La chica salió del baño vestida con su propia ropa. El pelo suelto sobre los hombros. El maquillaje retocado.
– Pues muchas gracias… intentaré hacerte un descuento la próxima vez.
– Te necesito mañana, lo de siempre. Después de comer.
– ¿Qué te parece a las dos?
Cillian asintió. La chica examinó su BlackBerry.
– A las dos, ningún problema… ¿Media hora?
Cillian asintió de nuevo. La chica señaló la peluca pelirroja.
– Supongo que mañana no habrá servicios extra.
Esta vez Cillian negó con la cabeza.
La prostituta recogió su bolso, su abrigo y echó un vistazo alrededor por si se dejaba algo.
– Tengo un servicio en el Upper West dentro de quince minutos. ¿Mejor taxi o metro?
Cillian miró su reloj.
– Taxi, por el parque.
La mirada de la chica se posó en las bolsas de la lavandería llenas de ropa limpia y planchada, el mueble aún cubierto por el plástico, el colchón sin funda.

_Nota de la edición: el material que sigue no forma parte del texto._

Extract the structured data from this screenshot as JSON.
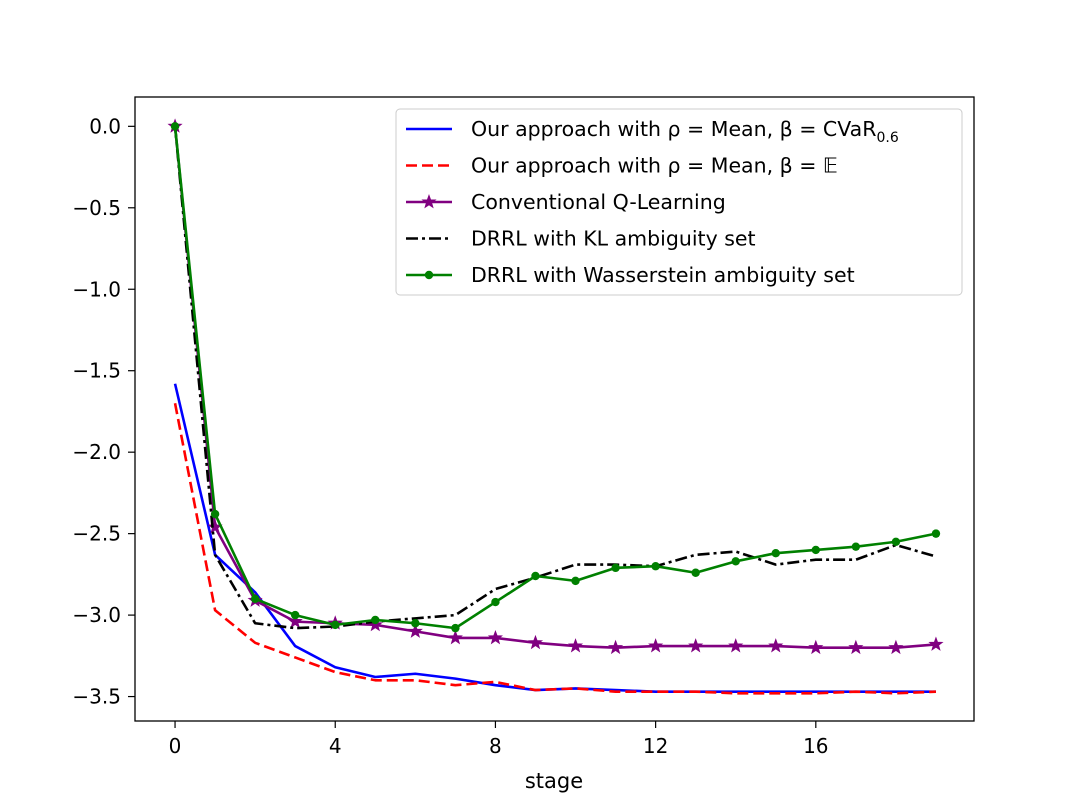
{
  "chart_data": {
    "type": "line",
    "title": "",
    "xlabel": "stage",
    "ylabel": "",
    "xlim": [
      -1.0,
      19.95
    ],
    "ylim": [
      -3.65,
      0.18
    ],
    "xticks": [
      0,
      4,
      8,
      12,
      16
    ],
    "xtick_labels": [
      "0",
      "4",
      "8",
      "12",
      "16"
    ],
    "yticks": [
      0.0,
      -0.5,
      -1.0,
      -1.5,
      -2.0,
      -2.5,
      -3.0,
      -3.5
    ],
    "ytick_labels": [
      "0.0",
      "−0.5",
      "−1.0",
      "−1.5",
      "−2.0",
      "−2.5",
      "−3.0",
      "−3.5"
    ],
    "grid": false,
    "legend_position": "top-right",
    "x": [
      0,
      1,
      2,
      3,
      4,
      5,
      6,
      7,
      8,
      9,
      10,
      11,
      12,
      13,
      14,
      15,
      16,
      17,
      18,
      19
    ],
    "series": [
      {
        "name": "Our approach with ρ = Mean, β = CVaR0.6",
        "legend_main": "Our approach with ρ = Mean, β = CVaR",
        "legend_sub": "0.6",
        "color": "#0000ff",
        "linestyle": "solid",
        "marker": "none",
        "values": [
          -1.58,
          -2.63,
          -2.86,
          -3.19,
          -3.32,
          -3.38,
          -3.36,
          -3.39,
          -3.43,
          -3.46,
          -3.45,
          -3.46,
          -3.47,
          -3.47,
          -3.47,
          -3.47,
          -3.47,
          -3.47,
          -3.47,
          -3.47
        ]
      },
      {
        "name": "Our approach with ρ = Mean, β = 𝔼",
        "legend_main": "Our approach with ρ = Mean, β = 𝔼",
        "legend_sub": "",
        "color": "#ff0000",
        "linestyle": "dashed",
        "marker": "none",
        "values": [
          -1.7,
          -2.97,
          -3.17,
          -3.26,
          -3.35,
          -3.4,
          -3.4,
          -3.43,
          -3.41,
          -3.46,
          -3.45,
          -3.47,
          -3.47,
          -3.47,
          -3.48,
          -3.48,
          -3.48,
          -3.47,
          -3.48,
          -3.47
        ]
      },
      {
        "name": "Conventional Q-Learning",
        "legend_main": "Conventional Q-Learning",
        "legend_sub": "",
        "color": "#800080",
        "linestyle": "solid",
        "marker": "star",
        "values": [
          0.0,
          -2.46,
          -2.91,
          -3.04,
          -3.05,
          -3.06,
          -3.1,
          -3.14,
          -3.14,
          -3.17,
          -3.19,
          -3.2,
          -3.19,
          -3.19,
          -3.19,
          -3.19,
          -3.2,
          -3.2,
          -3.2,
          -3.18
        ]
      },
      {
        "name": "DRRL with KL ambiguity set",
        "legend_main": "DRRL with KL ambiguity set",
        "legend_sub": "",
        "color": "#000000",
        "linestyle": "dashdot",
        "marker": "none",
        "values": [
          0.0,
          -2.63,
          -3.05,
          -3.08,
          -3.07,
          -3.04,
          -3.02,
          -3.0,
          -2.84,
          -2.77,
          -2.69,
          -2.69,
          -2.7,
          -2.63,
          -2.61,
          -2.69,
          -2.66,
          -2.66,
          -2.57,
          -2.64
        ]
      },
      {
        "name": "DRRL with Wasserstein ambiguity set",
        "legend_main": "DRRL with Wasserstein ambiguity set",
        "legend_sub": "",
        "color": "#008000",
        "linestyle": "solid",
        "marker": "dot",
        "values": [
          0.0,
          -2.38,
          -2.9,
          -3.0,
          -3.06,
          -3.03,
          -3.05,
          -3.08,
          -2.92,
          -2.76,
          -2.79,
          -2.71,
          -2.7,
          -2.74,
          -2.67,
          -2.62,
          -2.6,
          -2.58,
          -2.55,
          -2.5
        ]
      }
    ]
  }
}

– Si no quieres, no contestes pero… ¿qué ha ocurrido aquí?
Cillian no contestó. La chica lo aceptó y no pareció molesta.
– Nos vemos mañana.
Un sonido metálico, proveniente del salón, la hizo dar un respingo. Cillian se levantó de inmediato y abandonó desnudo el dormitorio bajo la mirada intrigada de la prostituta.